ESPE Yearbook of Paediatric Endocrinology

To read the full abstract: J Clin Oncol. 2019;37(32):3018–3031. wassim.chemaitilly@stjude.org

This retrospective study, with cross-sectional health outcomes analysis, evaluated Leydig cell function in 1516 childhood cancer survivors at a median duration of 22.0 years after cancer diagnosis. These patients are part of the St Jude Lifetime Cohort. An age- and sex-matched community control group was recruited among friends and relatives of patients. Leydig cell failure (LCF) was defined as serum total testosterone <250 ng/dl and LH >9.85 IU/l, while Leydig cell dysfunction (LCD) was defined as testosterone ≥250 ng/dl and LH >9.85 IU/l. Follow-up data were available on 683 participants (45.2%). The point prevalence of LCF and LCD at the most recent evaluation was 6.9% and 14.7%, respectively; 42/104 patients with LCF (40.4%) used hormone replacement therapy. Eight controls, (4.8%) were receiving testosterone, but the indications for treatment were not available. No control had LCF, while 4 individuals had LCD. Independent risk factors for LCF included: age ≥26 years at assessment, testicular radiotherapy, and alkylating agents at cyclophosphamide equivalent doses ≥4000 mg/m². LCF was also associated with: abdominal obesity, diabetes mellitus, erectile dysfunction (ED), muscle weakness, and all-cause mortality. Hormone-treated LCF was associated with increased waist circumference, ED, muscle weakness, and depression, but not with all-cause mortality. LCD was associated with unilateral orchiectomy and the same risk factors as LCF. No significant associations of LCF and LCD with adverse physical or psychosocial outcomes were found.

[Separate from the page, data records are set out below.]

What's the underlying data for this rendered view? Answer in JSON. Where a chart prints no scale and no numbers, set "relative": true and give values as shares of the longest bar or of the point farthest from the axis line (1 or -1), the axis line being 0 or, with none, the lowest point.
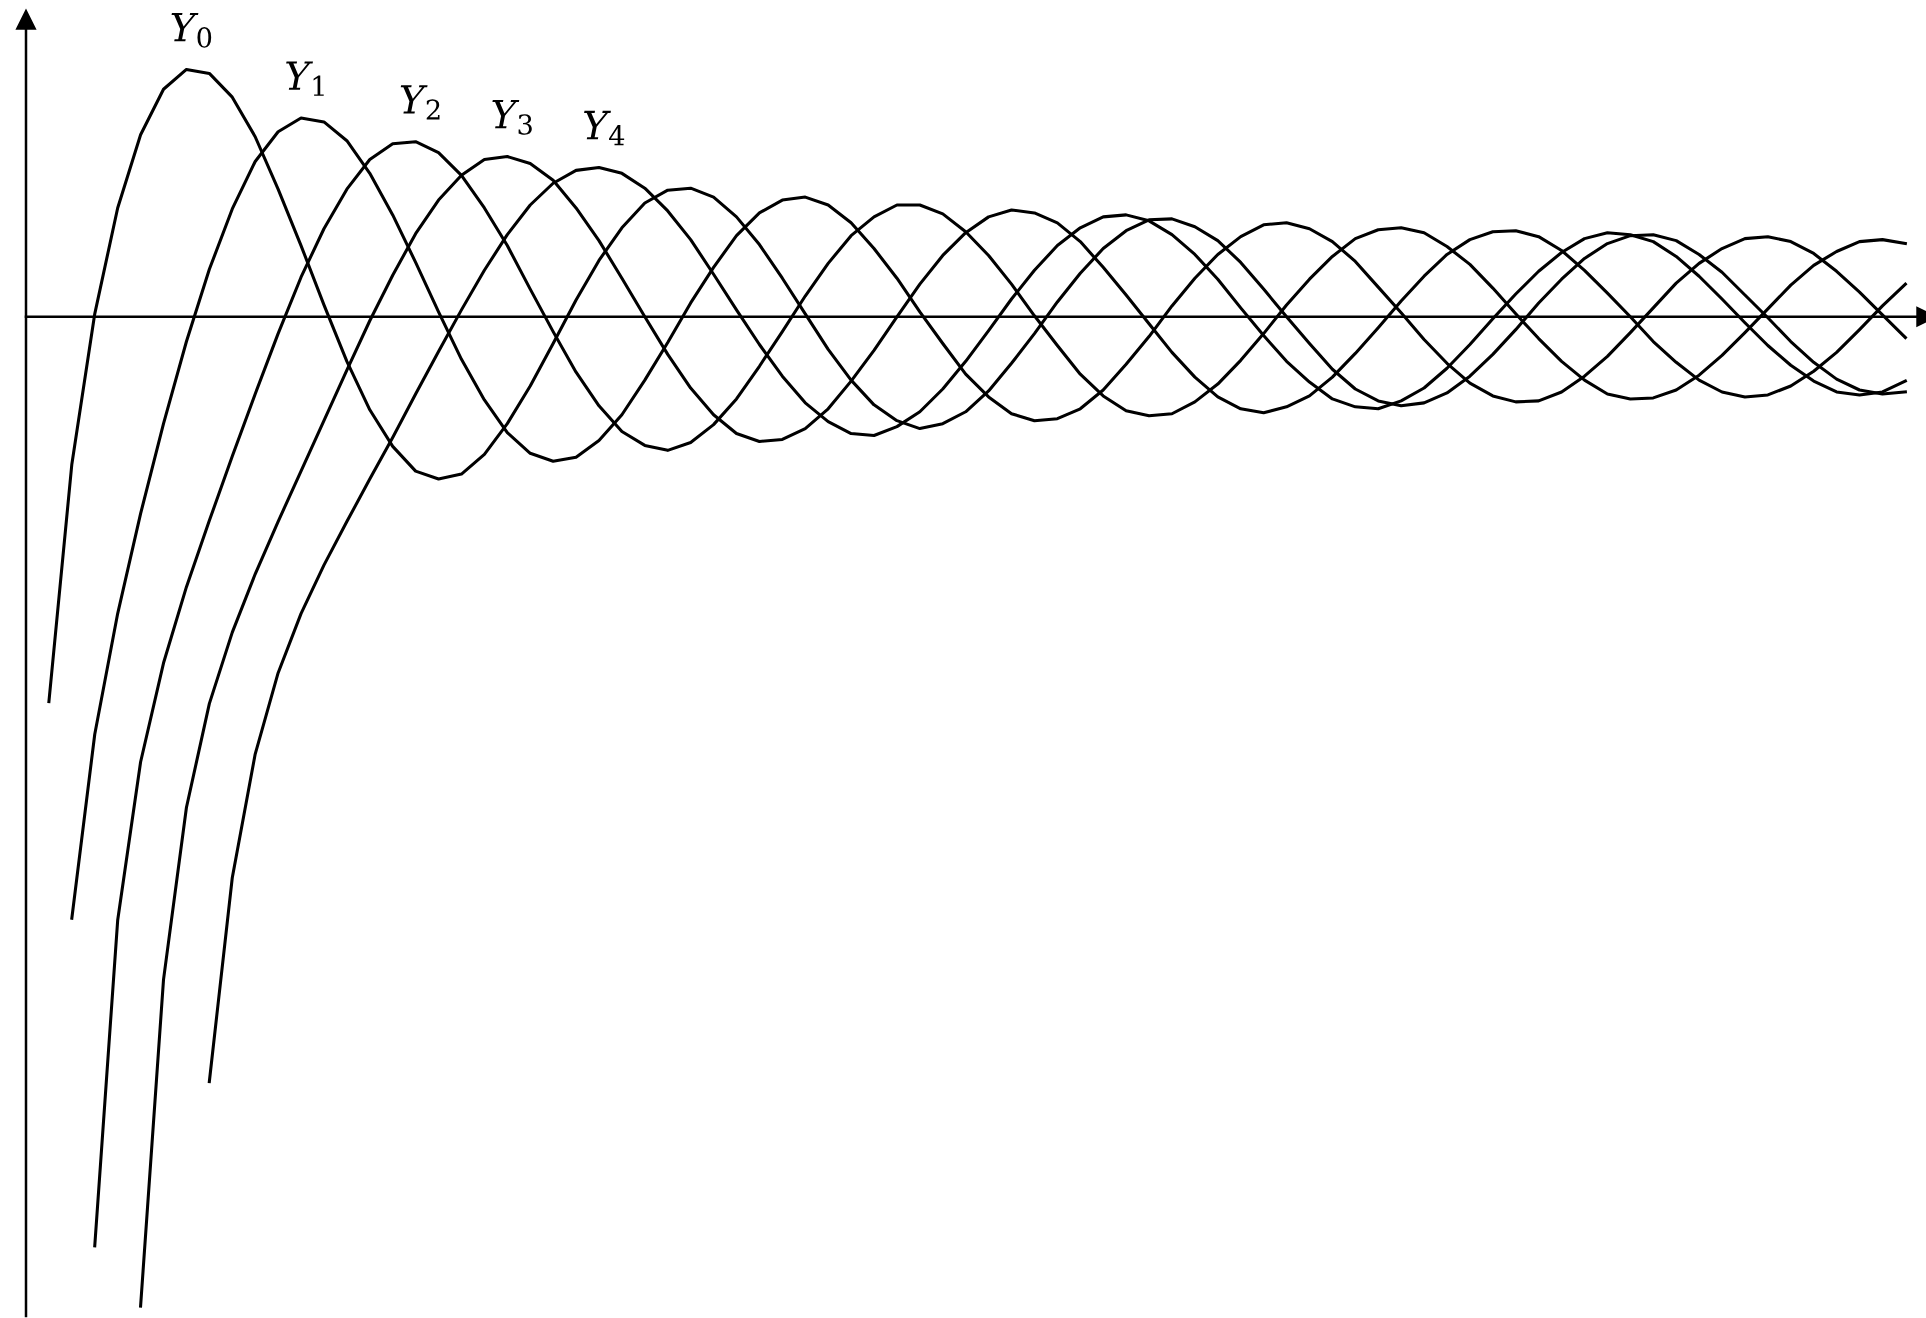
{
  "chart_data": {
    "type": "line",
    "relative": true,
    "marker": "none",
    "line_style": "solid",
    "categories": [
      null,
      null,
      null,
      null,
      null,
      null,
      null,
      null,
      null,
      null,
      null,
      null,
      null,
      null,
      null,
      null,
      null,
      null,
      null,
      null,
      null,
      null,
      null,
      null,
      null,
      null,
      null,
      null,
      null,
      null,
      null,
      null,
      null,
      null,
      null,
      null,
      null,
      null,
      null,
      null,
      null,
      null,
      null,
      null,
      null,
      null,
      null,
      null,
      null,
      null,
      null,
      null,
      null,
      null,
      null,
      null,
      null,
      null,
      null,
      null,
      null,
      null,
      null,
      null,
      null,
      null,
      null,
      null,
      null,
      null,
      null,
      null,
      null,
      null,
      null,
      null,
      null,
      null,
      null,
      null,
      null,
      null
    ],
    "series": [
      {
        "name": "Y$_{0}$",
        "color": "#000000",
        "values": [
          -0.389,
          -0.149,
          0.003,
          0.11,
          0.184,
          0.23,
          0.25,
          0.246,
          0.222,
          0.182,
          0.129,
          0.072,
          0.012,
          -0.045,
          -0.094,
          -0.131,
          -0.156,
          -0.164,
          -0.159,
          -0.139,
          -0.108,
          -0.07,
          -0.027,
          0.017,
          0.057,
          0.09,
          0.115,
          0.128,
          0.13,
          0.121,
          0.101,
          0.073,
          0.039,
          0.003,
          -0.033,
          -0.064,
          -0.089,
          -0.105,
          -0.113,
          -0.108,
          -0.096,
          -0.075,
          -0.047,
          -0.017,
          0.015,
          0.044,
          0.069,
          0.087,
          0.098,
          0.099,
          0.091,
          0.077,
          0.055,
          0.028,
          0,
          -0.027,
          -0.053,
          -0.073,
          -0.085,
          -0.09,
          -0.087,
          -0.077,
          -0.06,
          -0.038,
          -0.013,
          0.014,
          0.038,
          0.059,
          0.074,
          0.082,
          0.083,
          0.077,
          0.063,
          0.045,
          0.022,
          -0.001,
          -0.025,
          -0.046,
          -0.063,
          -0.074,
          -0.078,
          -0.076
        ]
      },
      {
        "name": "Y$_{1}$",
        "color": "#000000",
        "values": [
          null,
          -0.608,
          -0.422,
          -0.3,
          -0.199,
          -0.108,
          -0.025,
          0.048,
          0.109,
          0.157,
          0.187,
          0.201,
          0.197,
          0.178,
          0.145,
          0.103,
          0.055,
          0.005,
          -0.043,
          -0.084,
          -0.117,
          -0.138,
          -0.146,
          -0.142,
          -0.125,
          -0.099,
          -0.064,
          -0.026,
          0.014,
          0.05,
          0.082,
          0.105,
          0.118,
          0.121,
          0.113,
          0.095,
          0.069,
          0.039,
          0.005,
          -0.027,
          -0.058,
          -0.081,
          -0.098,
          -0.105,
          -0.103,
          -0.093,
          -0.074,
          -0.048,
          -0.02,
          0.011,
          0.039,
          0.063,
          0.081,
          0.093,
          0.095,
          0.089,
          0.076,
          0.056,
          0.03,
          0.004,
          -0.023,
          -0.047,
          -0.067,
          -0.08,
          -0.086,
          -0.085,
          -0.076,
          -0.06,
          -0.04,
          -0.016,
          0.009,
          0.034,
          0.054,
          0.069,
          0.079,
          0.081,
          0.076,
          0.064,
          0.046,
          0.025,
          0.002,
          -0.021
        ]
      },
      {
        "name": "Y$_{2}$",
        "color": "#000000",
        "values": [
          null,
          null,
          -0.939,
          -0.61,
          -0.45,
          -0.35,
          -0.273,
          -0.206,
          -0.141,
          -0.078,
          -0.017,
          0.04,
          0.089,
          0.129,
          0.159,
          0.175,
          0.177,
          0.166,
          0.143,
          0.11,
          0.072,
          0.028,
          -0.015,
          -0.056,
          -0.09,
          -0.116,
          -0.13,
          -0.135,
          -0.127,
          -0.109,
          -0.083,
          -0.05,
          -0.015,
          0.021,
          0.054,
          0.082,
          0.101,
          0.113,
          0.113,
          0.104,
          0.086,
          0.062,
          0.033,
          0.001,
          -0.029,
          -0.058,
          -0.08,
          -0.095,
          -0.1,
          -0.098,
          -0.086,
          -0.068,
          -0.044,
          -0.017,
          0.012,
          0.038,
          0.061,
          0.079,
          0.088,
          0.09,
          0.085,
          0.071,
          0.053,
          0.029,
          0.003,
          -0.022,
          -0.045,
          -0.064,
          -0.078,
          -0.083,
          -0.082,
          -0.074,
          -0.059,
          -0.039,
          -0.016,
          0.008,
          0.032,
          0.052,
          0.066,
          0.076,
          0.078,
          0.074
        ]
      },
      {
        "name": "Y$_{3}$",
        "color": "#000000",
        "values": [
          null,
          null,
          null,
          null,
          -1,
          -0.67,
          -0.496,
          -0.391,
          -0.319,
          -0.26,
          -0.207,
          -0.156,
          -0.105,
          -0.054,
          -0.004,
          0.042,
          0.084,
          0.118,
          0.143,
          0.159,
          0.162,
          0.155,
          0.138,
          0.11,
          0.077,
          0.039,
          0,
          -0.038,
          -0.072,
          -0.099,
          -0.118,
          -0.126,
          -0.124,
          -0.113,
          -0.093,
          -0.065,
          -0.034,
          0,
          0.033,
          0.062,
          0.085,
          0.101,
          0.108,
          0.105,
          0.095,
          0.076,
          0.05,
          0.022,
          -0.007,
          -0.036,
          -0.061,
          -0.081,
          -0.093,
          -0.097,
          -0.091,
          -0.08,
          -0.061,
          -0.037,
          -0.011,
          0.016,
          0.041,
          0.063,
          0.078,
          0.086,
          0.087,
          0.081,
          0.067,
          0.047,
          0.024,
          0,
          -0.025,
          -0.046,
          -0.064,
          -0.076,
          -0.081,
          -0.079,
          -0.07,
          -0.055,
          -0.036,
          -0.013,
          0.011,
          0.033
        ]
      },
      {
        "name": "Y$_{4}$",
        "color": "#000000",
        "values": [
          null,
          null,
          null,
          null,
          null,
          null,
          null,
          -0.773,
          -0.567,
          -0.442,
          -0.36,
          -0.3,
          -0.251,
          -0.207,
          -0.164,
          -0.122,
          -0.078,
          -0.035,
          0.007,
          0.047,
          0.083,
          0.113,
          0.135,
          0.148,
          0.151,
          0.145,
          0.13,
          0.107,
          0.078,
          0.043,
          0.007,
          -0.028,
          -0.06,
          -0.087,
          -0.106,
          -0.118,
          -0.12,
          -0.111,
          -0.096,
          -0.073,
          -0.045,
          -0.014,
          0.018,
          0.047,
          0.072,
          0.09,
          0.101,
          0.103,
          0.097,
          0.083,
          0.063,
          0.038,
          0.009,
          -0.019,
          -0.045,
          -0.066,
          -0.083,
          -0.091,
          -0.093,
          -0.085,
          -0.072,
          -0.052,
          -0.028,
          -0.002,
          0.023,
          0.046,
          0.065,
          0.079,
          0.085,
          0.083,
          0.076,
          0.061,
          0.041,
          0.018,
          -0.006,
          -0.029,
          -0.049,
          -0.065,
          -0.076,
          -0.079,
          -0.076,
          -0.065
        ]
      }
    ]
  }
}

The study reveals that despite the availability of hormonal replacement therapy, only a minority (40.4%) of patients with LCD receive such treatment. On the other hand, many of the associations between LCF and long-term adverse physical and psychosexual health outcomes persisted even among individuals who reported to be treated with hormonal replacement therapy. The selection of control subjects may be questioned, as some of them were treated with testosterone for unclear reasons. Finally, the cohort of survivors was not homogeneous, but included patients with different cancer diagnoses and prevalence estimates have to be interpreted with caution, given the substantial number of nonparticipants.